Die Oberfläche wirkt still und uralt. Schatten liegen
dort wie schwarze Seen und Licht fließt über Ebenen aus Staub. In Gedanken
sehe ich die Behälter wieder, sehe die verlassenen Hüllen und die still
arbeitenden Systeme, die Wärme und Kälte sammeln wie unsichtbare Ernten.

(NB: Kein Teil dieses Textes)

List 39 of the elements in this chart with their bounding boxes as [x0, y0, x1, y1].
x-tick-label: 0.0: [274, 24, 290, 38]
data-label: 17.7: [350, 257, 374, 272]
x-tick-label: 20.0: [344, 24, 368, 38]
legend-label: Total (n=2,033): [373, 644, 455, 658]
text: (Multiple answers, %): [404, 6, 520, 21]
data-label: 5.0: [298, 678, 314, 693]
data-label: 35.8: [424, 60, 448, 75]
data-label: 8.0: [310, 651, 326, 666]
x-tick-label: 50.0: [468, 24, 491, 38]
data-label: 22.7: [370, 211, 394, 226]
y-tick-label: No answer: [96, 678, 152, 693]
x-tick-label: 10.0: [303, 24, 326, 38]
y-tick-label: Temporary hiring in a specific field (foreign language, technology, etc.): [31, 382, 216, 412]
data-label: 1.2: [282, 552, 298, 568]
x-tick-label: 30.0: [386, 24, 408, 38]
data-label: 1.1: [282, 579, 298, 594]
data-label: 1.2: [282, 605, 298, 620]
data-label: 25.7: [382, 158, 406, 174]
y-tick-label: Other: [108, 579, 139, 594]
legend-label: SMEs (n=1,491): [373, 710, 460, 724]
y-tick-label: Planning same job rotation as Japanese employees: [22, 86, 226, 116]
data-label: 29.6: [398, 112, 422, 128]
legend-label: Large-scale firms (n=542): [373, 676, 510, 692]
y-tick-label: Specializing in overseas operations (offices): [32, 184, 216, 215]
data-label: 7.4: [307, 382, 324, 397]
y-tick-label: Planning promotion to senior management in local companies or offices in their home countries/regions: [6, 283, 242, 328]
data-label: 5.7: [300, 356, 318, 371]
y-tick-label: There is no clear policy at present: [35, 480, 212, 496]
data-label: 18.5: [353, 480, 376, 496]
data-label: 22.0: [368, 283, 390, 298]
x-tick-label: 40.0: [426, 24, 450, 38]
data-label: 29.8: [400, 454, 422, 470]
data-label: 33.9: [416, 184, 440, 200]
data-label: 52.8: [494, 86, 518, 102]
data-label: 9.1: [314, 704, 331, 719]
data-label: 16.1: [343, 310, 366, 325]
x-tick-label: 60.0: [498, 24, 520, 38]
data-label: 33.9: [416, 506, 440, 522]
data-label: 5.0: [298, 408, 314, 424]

Schließlich erklingt „OM MANI PADME HUM | ARCTURIAN SONG“ und die Atmosphäre
verändert sich erneut. Die Klänge schweben nebelhaft durch die Räume aus einer
anderen Welt und vermischen sich mit den Bildern des Tages. Der Marktplatz der
Stadt erscheint neben den Pyramiden, die Bushaltestelle neben einem
Mondkrater, das Crossi neben einer alten Schallplatte, der Regen neben den
Sternen. Alles beginnt sich miteinander zu verweben. Die Menschen zwischen
den Imbissständen bewegen sich plötzlich durch dieselben inneren Landschaften,
wie die Reisenden vergangener Jahrtausende. Die Pyramiden stehen nicht mehr
nur in der Wüste, sondern auch an Orten irgendwo. Der Mond scheint nicht
mehr fern zu sein. Ra ist ein stiller Nachbar hinter einer dünnen Wand
aus Dunkelheit.
Die verloren gegangene Konversation mit der KI verwandelt
sich in ein
Echo, das noch immer durch unsichtbare Räume wandert. Die Musik legt sich
darüber wie ein schimmernder Schleier. Während sich die Nacht langsam nähert,
ruht die gefundene Doppel LP oben auf dem Regal und wirkt wie ein Anker
zwischen Zeiten und Welten. Der Regen ist längst vorüber, die Straßen
trocknen langsam ab und irgendwo zwischen den Städten, den Pyramiden
und dem Mond entsteht ein bedeutsames Gefühl von Zusammenhang. Die Ereignisse des
Tages kreisen umeinander wie Planeten um ein verborgenes Zentrum, und während
die letzten Klänge durch die Wohnung gleiten, scheint es mir, als würden
Erinnerungen, mit Visionen, mit verlorenen Gesprächen und mit dem
gegenwärtigen Augenblick
gemeinsam atmen. Und sich zu einer einzigen fortlaufenden Geschichte verbinden,
die noch lange nicht zu Ende erzählt ist.